A linear programming model for preserving privacy when disclosing patient spatial information for secondary purposes
- Equal contributors
1 Korea University Business School, 145, Anam-ro, Seongbuk-gu, Seoul 136-701, Korea
2 Children’s Hospital of Eastern Ontario Research Institute, 401 Smyth Road, Ottawa, Ontario K1J 8L1, Canada
3 Pediatrics, Faculty of Medicine, University of Ottawa, Ottawa, Ontario, Canada
International Journal of Health Geographics 2014, 13:16 doi:10.1186/1476-072X-13-16Published: 29 May 2014
A linear programming (LP) model was proposed to create de-identified data sets that maximally include spatial detail (e.g., geocodes such as ZIP or postal codes, census blocks, and locations on maps) while complying with the HIPAA Privacy Rule’s Expert Determination method, i.e., ensuring that the risk of re-identification is very small. The LP model determines the transition probability from an original location of a patient to a new randomized location. However, it has a limitation for the cases of areas with a small population (e.g., median of 10 people in a ZIP code).

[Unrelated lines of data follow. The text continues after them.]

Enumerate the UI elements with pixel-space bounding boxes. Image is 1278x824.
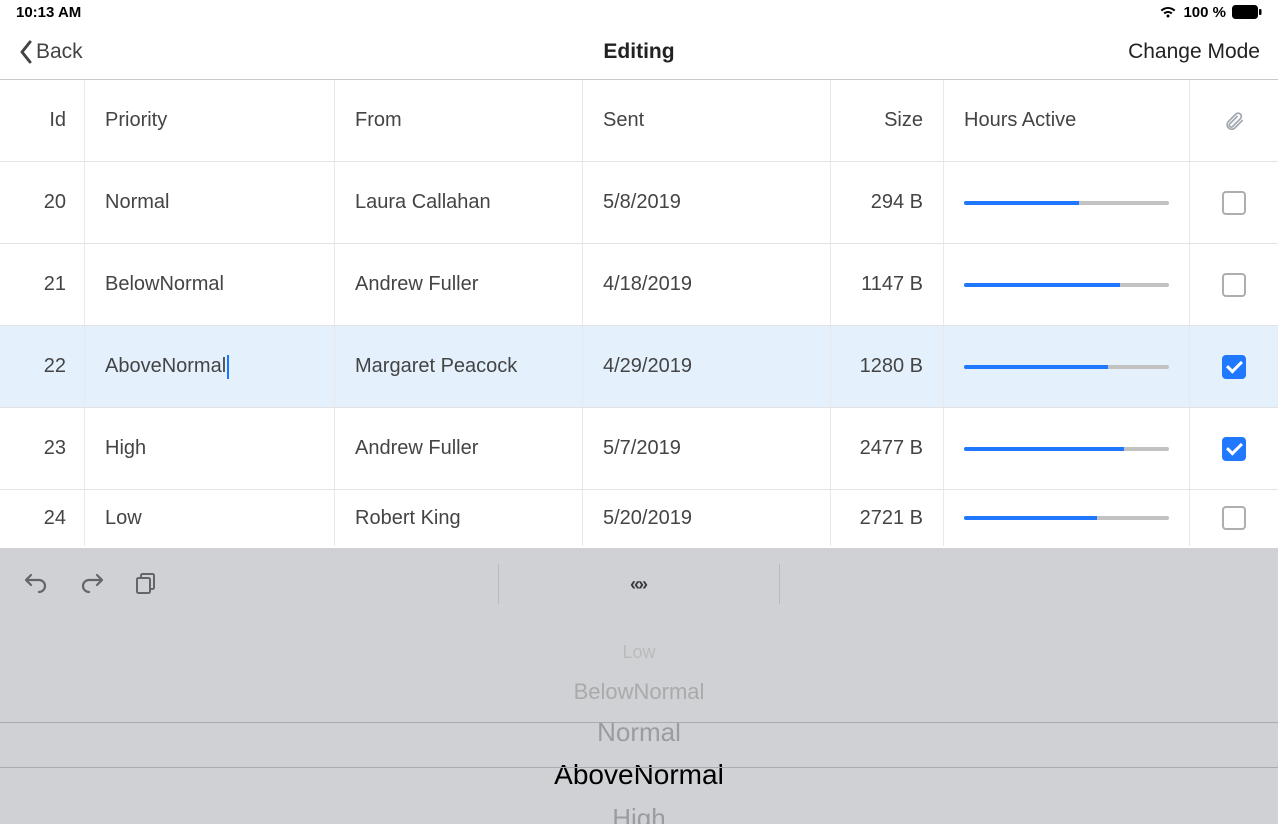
checkbox[interactable] — [1222, 191, 1246, 215]
editing-value: AboveNormal — [105, 355, 226, 378]
battery-icon — [1232, 5, 1262, 19]
cell-size[interactable]: 2477 B — [831, 408, 944, 489]
cell-from[interactable]: Andrew Fuller — [335, 408, 583, 489]
back-label: Back — [36, 40, 83, 64]
cell-sent[interactable]: 5/7/2019 — [583, 408, 831, 489]
col-hours[interactable]: Hours Active — [944, 80, 1190, 161]
status-battery-text: 100 % — [1183, 4, 1226, 21]
cell-attach[interactable] — [1190, 326, 1278, 407]
change-mode-button[interactable]: Change Mode — [1128, 40, 1260, 64]
col-sent[interactable]: Sent — [583, 80, 831, 161]
cell-id[interactable]: 20 — [0, 162, 85, 243]
table-row[interactable]: 20 Normal Laura Callahan 5/8/2019 294 B — [0, 162, 1278, 244]
checkbox[interactable] — [1222, 273, 1246, 297]
cell-priority[interactable]: High — [85, 408, 335, 489]
cell-size[interactable]: 1280 B — [831, 326, 944, 407]
chevron-left-icon — [18, 40, 34, 64]
cell-size[interactable]: 294 B — [831, 162, 944, 243]
cell-hours[interactable] — [944, 162, 1190, 243]
picker-option[interactable]: Normal — [0, 712, 1278, 752]
priority-picker[interactable]: Low BelowNormal Normal AboveNormal High — [0, 620, 1278, 824]
cell-priority-editing[interactable]: AboveNormal — [85, 326, 335, 407]
col-attach[interactable] — [1190, 80, 1278, 161]
separator — [779, 564, 780, 604]
separator — [498, 564, 499, 604]
progress-bar — [964, 365, 1169, 369]
checkbox[interactable] — [1222, 437, 1246, 461]
cell-hours[interactable] — [944, 408, 1190, 489]
grid-header: Id Priority From Sent Size Hours Active — [0, 80, 1278, 162]
clipboard-icon[interactable] — [134, 570, 158, 599]
progress-bar — [964, 283, 1169, 287]
cell-hours[interactable] — [944, 490, 1190, 546]
page-title: Editing — [0, 40, 1278, 64]
cell-attach[interactable] — [1190, 162, 1278, 243]
cell-size[interactable]: 1147 B — [831, 244, 944, 325]
progress-bar — [964, 201, 1169, 205]
wifi-icon — [1159, 5, 1177, 19]
col-from[interactable]: From — [335, 80, 583, 161]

We extend the previous LP model to accommodate the cases of a smaller population in some locations, while creating de-identified patient spatial data sets which ensure the risk of re-identification is very small.
Our LP model was applied to a data set of 11,740 postal codes in the City of Ottawa, Canada. On this data set we demonstrated the limitations of the previous LP model, in that it produces improbable results, and showed how our extensions to deal with small areas allows the de-identification of the whole data set.
The LP model described in this study can be used to de-identify geospatial information for areas with small populations with minimal distortion to postal codes. Our LP model can be extended to include other information, such as age and gender.